I considered for a moment. 'Actually, didn't he—'

'Yes,' he interrupted dispassionately, while I scowled to myself. 'He worked on the original method for Skele-gro in the early days of his career. Three years ago, word reached my ear that he was involved up to his neck in the trafficking of illegally obtained Ashwinder eggs. I looked into it, didn't like what I saw, and now… he shall never brew professionally in this country again.'

He carried on flicking through his parchments, whilst I allowed my imagination to run wild on the ominious fate of George Cresswell.

'Thaddeus Jones,' he continued, 'and this was before my time, really, was stripped of his membership to the Society when caught heading up a scam on the continent. It involved peddling a newly-discovered, supposedly more potent sub-species of ragwort, indigenous only to the north of England. The Society was contacted when a series of unexplained potion-making incidents occurred with only one common denominator—Jones's ragwort. Investigation proved Jones had contaminated the plants with a cocktail of Strengthening solutions.'

He closed the folder and returned to his chair. 'There's plenty more where they came from. So you see, we are neither ignorant nor idle when it comes to the inevitable wide-boy that wanders into our midst.'

'But do you not think criminal activity such as this should be reported?'

His expression turned impatient, but I think he expected me to take such a line on the matter. I've no doubt I can be very predictable at times.

'What—so they can simply be fined?'

'Their reputations would still be discredited.'

'There needs to be trust in an industry such as this, Miss Granger. No one would buy potions if they thought they could not trust their provenance, and there only has to be one element of doubt. If we made every transgression we came across public we—'

'And what if it is in the public interest?' I argued briskly.

He scoffed dismissively. 'The public? So they can blow everything out of proportion? Things they don't understand, or how about tar us all with the same brush?' He folded his arms across his chest. 'I mean, this really is novel, I must say—being preached to about transparency from a minion of that vaunted beacon of truth, also known as the Ministry.'

I resisted the urge to groan aloud with aggravation. 'All right; I'm not going to argue with you. The Ministry chooses not to involve itself in these matters, therefore, how you operate is entirely your prerogative.'

'So… relieved to have your approval.'

His sarcasm, while not unfamiliar to me, nevertheless made my insides quail with embarrassment.

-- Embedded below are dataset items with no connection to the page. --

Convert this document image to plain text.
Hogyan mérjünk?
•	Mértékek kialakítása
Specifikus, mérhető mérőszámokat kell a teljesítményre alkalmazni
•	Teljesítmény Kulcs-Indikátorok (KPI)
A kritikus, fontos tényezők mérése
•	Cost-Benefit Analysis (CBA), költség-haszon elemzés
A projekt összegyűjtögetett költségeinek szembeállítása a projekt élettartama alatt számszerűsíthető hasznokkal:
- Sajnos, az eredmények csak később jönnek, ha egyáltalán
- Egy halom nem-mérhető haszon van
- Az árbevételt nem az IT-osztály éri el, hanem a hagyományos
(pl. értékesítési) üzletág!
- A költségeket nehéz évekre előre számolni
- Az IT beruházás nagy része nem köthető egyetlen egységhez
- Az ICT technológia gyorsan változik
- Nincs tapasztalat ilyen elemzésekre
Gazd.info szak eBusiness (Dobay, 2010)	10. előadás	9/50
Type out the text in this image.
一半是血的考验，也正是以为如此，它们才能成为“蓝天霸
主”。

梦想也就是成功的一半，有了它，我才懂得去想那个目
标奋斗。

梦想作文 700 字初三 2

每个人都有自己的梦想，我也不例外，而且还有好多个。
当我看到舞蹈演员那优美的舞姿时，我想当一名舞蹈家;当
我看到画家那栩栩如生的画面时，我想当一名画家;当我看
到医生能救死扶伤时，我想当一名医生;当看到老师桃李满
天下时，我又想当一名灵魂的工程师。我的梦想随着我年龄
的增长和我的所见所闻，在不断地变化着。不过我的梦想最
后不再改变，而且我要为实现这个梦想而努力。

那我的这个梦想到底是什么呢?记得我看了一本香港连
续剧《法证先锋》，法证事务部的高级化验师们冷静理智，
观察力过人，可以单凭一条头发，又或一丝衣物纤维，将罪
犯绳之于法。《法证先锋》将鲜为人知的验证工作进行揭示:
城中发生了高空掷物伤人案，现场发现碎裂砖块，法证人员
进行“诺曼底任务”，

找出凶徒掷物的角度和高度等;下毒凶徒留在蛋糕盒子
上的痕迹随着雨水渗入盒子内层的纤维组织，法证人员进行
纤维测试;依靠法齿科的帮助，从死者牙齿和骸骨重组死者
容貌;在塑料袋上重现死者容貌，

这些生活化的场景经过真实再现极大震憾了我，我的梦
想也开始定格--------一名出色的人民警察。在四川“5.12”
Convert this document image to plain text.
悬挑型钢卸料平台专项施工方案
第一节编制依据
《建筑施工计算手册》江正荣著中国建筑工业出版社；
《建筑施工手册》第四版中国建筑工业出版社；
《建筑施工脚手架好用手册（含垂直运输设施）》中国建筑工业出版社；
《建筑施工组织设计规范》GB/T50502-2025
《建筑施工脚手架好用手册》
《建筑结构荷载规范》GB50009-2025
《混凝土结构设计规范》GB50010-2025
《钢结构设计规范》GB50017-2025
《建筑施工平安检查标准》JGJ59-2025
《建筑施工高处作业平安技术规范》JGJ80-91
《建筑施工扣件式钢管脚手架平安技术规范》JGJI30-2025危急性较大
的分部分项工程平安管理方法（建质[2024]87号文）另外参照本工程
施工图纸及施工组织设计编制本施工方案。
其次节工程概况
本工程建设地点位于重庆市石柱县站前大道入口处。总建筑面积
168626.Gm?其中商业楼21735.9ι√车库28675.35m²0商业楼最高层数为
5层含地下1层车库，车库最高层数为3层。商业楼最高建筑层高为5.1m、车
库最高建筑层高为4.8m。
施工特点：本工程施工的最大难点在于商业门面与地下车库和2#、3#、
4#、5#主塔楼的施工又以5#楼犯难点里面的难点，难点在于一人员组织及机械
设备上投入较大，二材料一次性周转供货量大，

'But what do you intend in this situation?' I held up my scroll and waggled it. 'You may not like it, but the public are involved this time and they will want answers.'

My scroll of parchment was unceremoniously snatched from me, and the accompanying glare I received seemed to curse my effrontery for daring to brandish it at him in the first place. I swallowed down my indignation as he unrolled the parchment and began reading.

I crossed my legs and arranged my robes casually, schooling my expression into one, I hoped, of refinement and ease. Whilst inwardly, as I watched his expression go from scowl to sneer and back again, I wanted to spontaneously combust out of all existence.

I still don't think I was cowed, though.